Which seems like a bit of an extreme response. Wouldn’t a beacon with the message ‘monsters live here, stay away’ have been just as good, and not involved the extermination of an intelligent race?
I guess that’s just not how Dan Dare rolls.
THARG’S NERVE CENTRE!
Thrill 5 – MACH 1
When we left Probe he was in a bit of a pickle. He’s on a Russian space station, thousands of miles from the missiles that America is about to launch at strategic Russian sites!
There’s only one option – a kamikaze strike, ploughing the space shuttle smack into the missile launch site! Unfortunately Tex has something to say about that, since, even with a hole in his heart, he’s proved amazingly resistant to death. Just how is he so strong? Two hearts. Yup. He was in a plane crash, and when he was patched up they dropped a second heart in there. I’m not sure how that keeps all the blood from flooding out of the hole in one of the hearts, but it’s as good an explanation as any.
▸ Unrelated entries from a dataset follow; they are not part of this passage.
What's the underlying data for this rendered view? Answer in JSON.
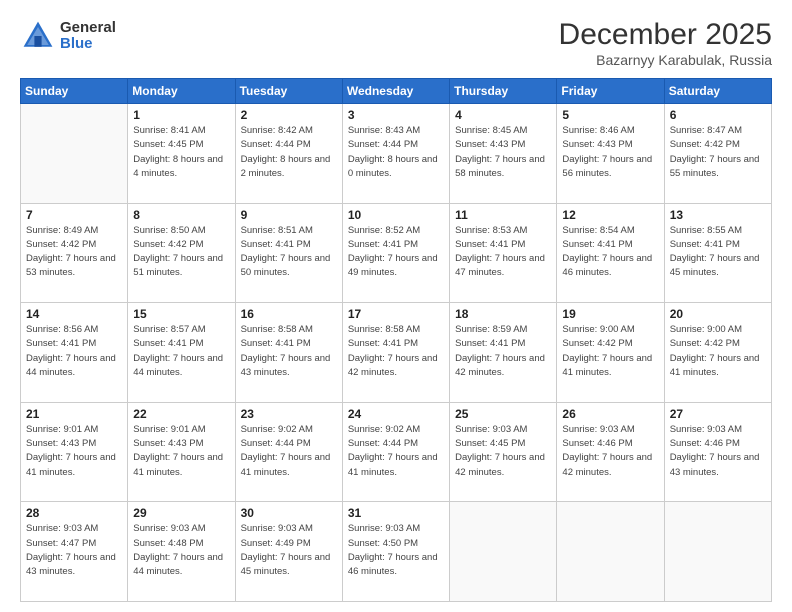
{
  "logo": {
    "general": "General",
    "blue": "Blue"
  },
  "header": {
    "month": "December 2025",
    "location": "Bazarnyy Karabulak, Russia"
  },
  "weekdays": [
    "Sunday",
    "Monday",
    "Tuesday",
    "Wednesday",
    "Thursday",
    "Friday",
    "Saturday"
  ],
  "weeks": [
    [
      {
        "day": "",
        "sunrise": "",
        "sunset": "",
        "daylight": ""
      },
      {
        "day": "1",
        "sunrise": "Sunrise: 8:41 AM",
        "sunset": "Sunset: 4:45 PM",
        "daylight": "Daylight: 8 hours and 4 minutes."
      },
      {
        "day": "2",
        "sunrise": "Sunrise: 8:42 AM",
        "sunset": "Sunset: 4:44 PM",
        "daylight": "Daylight: 8 hours and 2 minutes."
      },
      {
        "day": "3",
        "sunrise": "Sunrise: 8:43 AM",
        "sunset": "Sunset: 4:44 PM",
        "daylight": "Daylight: 8 hours and 0 minutes."
      },
      {
        "day": "4",
        "sunrise": "Sunrise: 8:45 AM",
        "sunset": "Sunset: 4:43 PM",
        "daylight": "Daylight: 7 hours and 58 minutes."
      },
      {
        "day": "5",
        "sunrise": "Sunrise: 8:46 AM",
        "sunset": "Sunset: 4:43 PM",
        "daylight": "Daylight: 7 hours and 56 minutes."
      },
      {
        "day": "6",
        "sunrise": "Sunrise: 8:47 AM",
        "sunset": "Sunset: 4:42 PM",
        "daylight": "Daylight: 7 hours and 55 minutes."
      }
    ],
    [
      {
        "day": "7",
        "sunrise": "Sunrise: 8:49 AM",
        "sunset": "Sunset: 4:42 PM",
        "daylight": "Daylight: 7 hours and 53 minutes."
      },
      {
        "day": "8",
        "sunrise": "Sunrise: 8:50 AM",
        "sunset": "Sunset: 4:42 PM",
        "daylight": "Daylight: 7 hours and 51 minutes."
      },
      {
        "day": "9",
        "sunrise": "Sunrise: 8:51 AM",
        "sunset": "Sunset: 4:41 PM",
        "daylight": "Daylight: 7 hours and 50 minutes."
      },
      {
        "day": "10",
        "sunrise": "Sunrise: 8:52 AM",
        "sunset": "Sunset: 4:41 PM",
        "daylight": "Daylight: 7 hours and 49 minutes."
      },
      {
        "day": "11",
        "sunrise": "Sunrise: 8:53 AM",
        "sunset": "Sunset: 4:41 PM",
        "daylight": "Daylight: 7 hours and 47 minutes."
      },
      {
        "day": "12",
        "sunrise": "Sunrise: 8:54 AM",
        "sunset": "Sunset: 4:41 PM",
        "daylight": "Daylight: 7 hours and 46 minutes."
      },
      {
        "day": "13",
        "sunrise": "Sunrise: 8:55 AM",
        "sunset": "Sunset: 4:41 PM",
        "daylight": "Daylight: 7 hours and 45 minutes."
      }
    ],
    [
      {
        "day": "14",
        "sunrise": "Sunrise: 8:56 AM",
        "sunset": "Sunset: 4:41 PM",
        "daylight": "Daylight: 7 hours and 44 minutes."
      },
      {
        "day": "15",
        "sunrise": "Sunrise: 8:57 AM",
        "sunset": "Sunset: 4:41 PM",
        "daylight": "Daylight: 7 hours and 44 minutes."
      },
      {
        "day": "16",
        "sunrise": "Sunrise: 8:58 AM",
        "sunset": "Sunset: 4:41 PM",
        "daylight": "Daylight: 7 hours and 43 minutes."
      },
      {
        "day": "17",
        "sunrise": "Sunrise: 8:58 AM",
        "sunset": "Sunset: 4:41 PM",
        "daylight": "Daylight: 7 hours and 42 minutes."
      },
      {
        "day": "18",
        "sunrise": "Sunrise: 8:59 AM",
        "sunset": "Sunset: 4:41 PM",
        "daylight": "Daylight: 7 hours and 42 minutes."
      },
      {
        "day": "19",
        "sunrise": "Sunrise: 9:00 AM",
        "sunset": "Sunset: 4:42 PM",
        "daylight": "Daylight: 7 hours and 41 minutes."
      },
      {
        "day": "20",
        "sunrise": "Sunrise: 9:00 AM",
        "sunset": "Sunset: 4:42 PM",
        "daylight": "Daylight: 7 hours and 41 minutes."
      }
    ],
    [
      {
        "day": "21",
        "sunrise": "Sunrise: 9:01 AM",
        "sunset": "Sunset: 4:43 PM",
        "daylight": "Daylight: 7 hours and 41 minutes."
      },
      {
        "day": "22",
        "sunrise": "Sunrise: 9:01 AM",
        "sunset": "Sunset: 4:43 PM",
        "daylight": "Daylight: 7 hours and 41 minutes."
      },
      {
        "day": "23",
        "sunrise": "Sunrise: 9:02 AM",
        "sunset": "Sunset: 4:44 PM",
        "daylight": "Daylight: 7 hours and 41 minutes."
      },
      {
        "day": "24",
        "sunrise": "Sunrise: 9:02 AM",
        "sunset": "Sunset: 4:44 PM",
        "daylight": "Daylight: 7 hours and 41 minutes."
      },
      {
        "day": "25",
        "sunrise": "Sunrise: 9:03 AM",
        "sunset": "Sunset: 4:45 PM",
        "daylight": "Daylight: 7 hours and 42 minutes."
      },
      {
        "day": "26",
        "sunrise": "Sunrise: 9:03 AM",
        "sunset": "Sunset: 4:46 PM",
        "daylight": "Daylight: 7 hours and 42 minutes."
      },
      {
        "day": "27",
        "sunrise": "Sunrise: 9:03 AM",
        "sunset": "Sunset: 4:46 PM",
        "daylight": "Daylight: 7 hours and 43 minutes."
      }
    ],
    [
      {
        "day": "28",
        "sunrise": "Sunrise: 9:03 AM",
        "sunset": "Sunset: 4:47 PM",
        "daylight": "Daylight: 7 hours and 43 minutes."
      },
      {
        "day": "29",
        "sunrise": "Sunrise: 9:03 AM",
        "sunset": "Sunset: 4:48 PM",
        "daylight": "Daylight: 7 hours and 44 minutes."
      },
      {
        "day": "30",
        "sunrise": "Sunrise: 9:03 AM",
        "sunset": "Sunset: 4:49 PM",
        "daylight": "Daylight: 7 hours and 45 minutes."
      },
      {
        "day": "31",
        "sunrise": "Sunrise: 9:03 AM",
        "sunset": "Sunset: 4:50 PM",
        "daylight": "Daylight: 7 hours and 46 minutes."
      },
      {
        "day": "",
        "sunrise": "",
        "sunset": "",
        "daylight": ""
      },
      {
        "day": "",
        "sunrise": "",
        "sunset": "",
        "daylight": ""
      },
      {
        "day": "",
        "sunrise": "",
        "sunset": "",
        "daylight": ""
      }
    ]
  ]
}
After a desperate fight Probe manages to stab Tex in the second heart as well, then he rushes back to the controls. The plan? Ram the missile as it approaches the edge of the atmosphere, causing it to fly directly back at its launch site.
No, really.
It works exactly as planned, even to the point that the warhead doesn’t detonate! Probe’s shuttle crashes into the ocean, giving him a chance to break free and swim to safety. With the military instillation destroyed Probe takes a moment to thank his lucky stars that the mad general only bothered to fire the one missile.
Thrill 6 – Future Shock
After four years in space, trying out a new ‘warp’ engine, two astronauts land on a planet that looks suspiciously like earth. Right down to the branded cattle and cowboys roasting food at a fire! But when the astronauts approach, they discover that the cowboys are terrifying lizard-men! Friendly lizard-men, though, albeit ones with odd feelings about the humans’ intellect.
They share a meal by the fire before parting ways, with the humans explaining that they’re eager to find their way back to Earth. The lizard-men don’t have the heart to tell the astronauts the twist. That their ‘warp’ drive didn’t take them through space… it took them through time!
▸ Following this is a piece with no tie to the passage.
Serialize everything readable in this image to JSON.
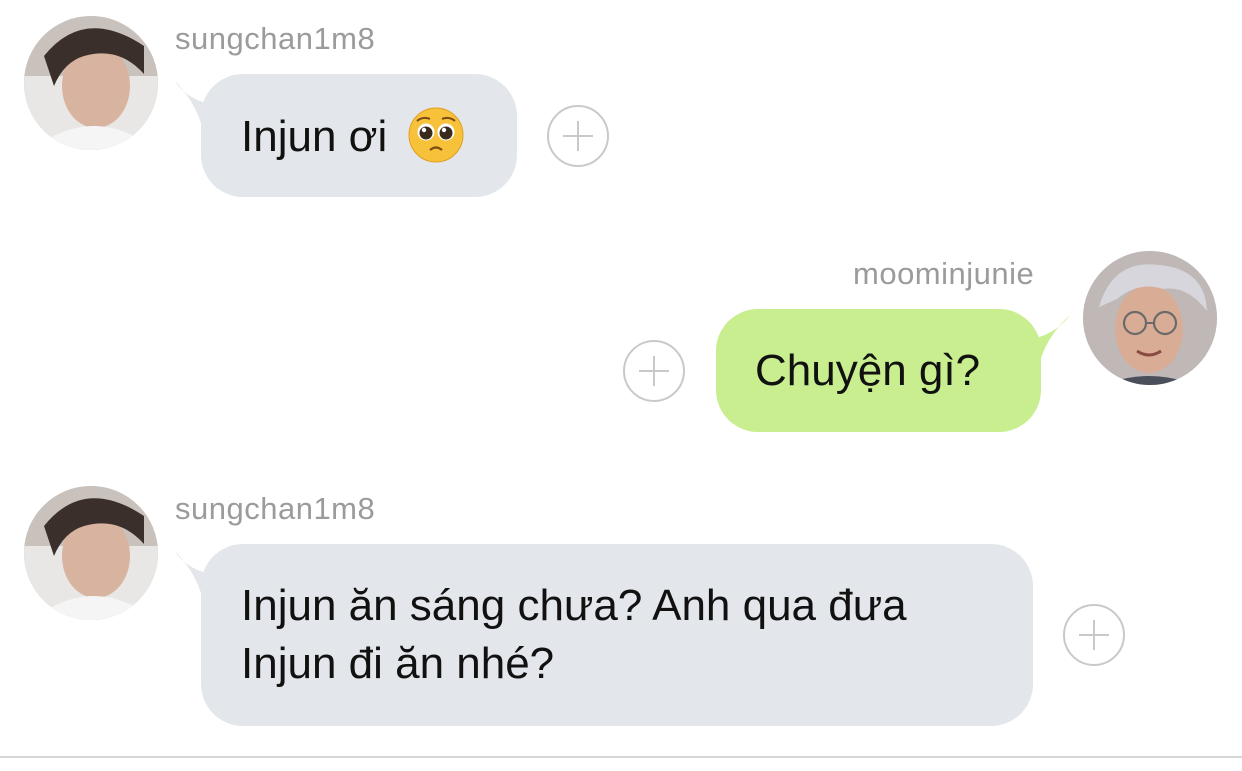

Man, that is a creepy image. Maybe the creepiest we’ve seen so far in this comic. Ick.
Final Thoughts
Best Story: Judge Dredd – That was some fine social commentary there, Judge. Look for another appearance by Dredd in this spot next time, based on the ‘next time on’. Let’s just say the rest of the issue would have to be pretty fantastic to top that story…
Worst Story: Shako – Much as it pains me to finally put Shako in here, I just can’t abide that whole lemmings nonsense.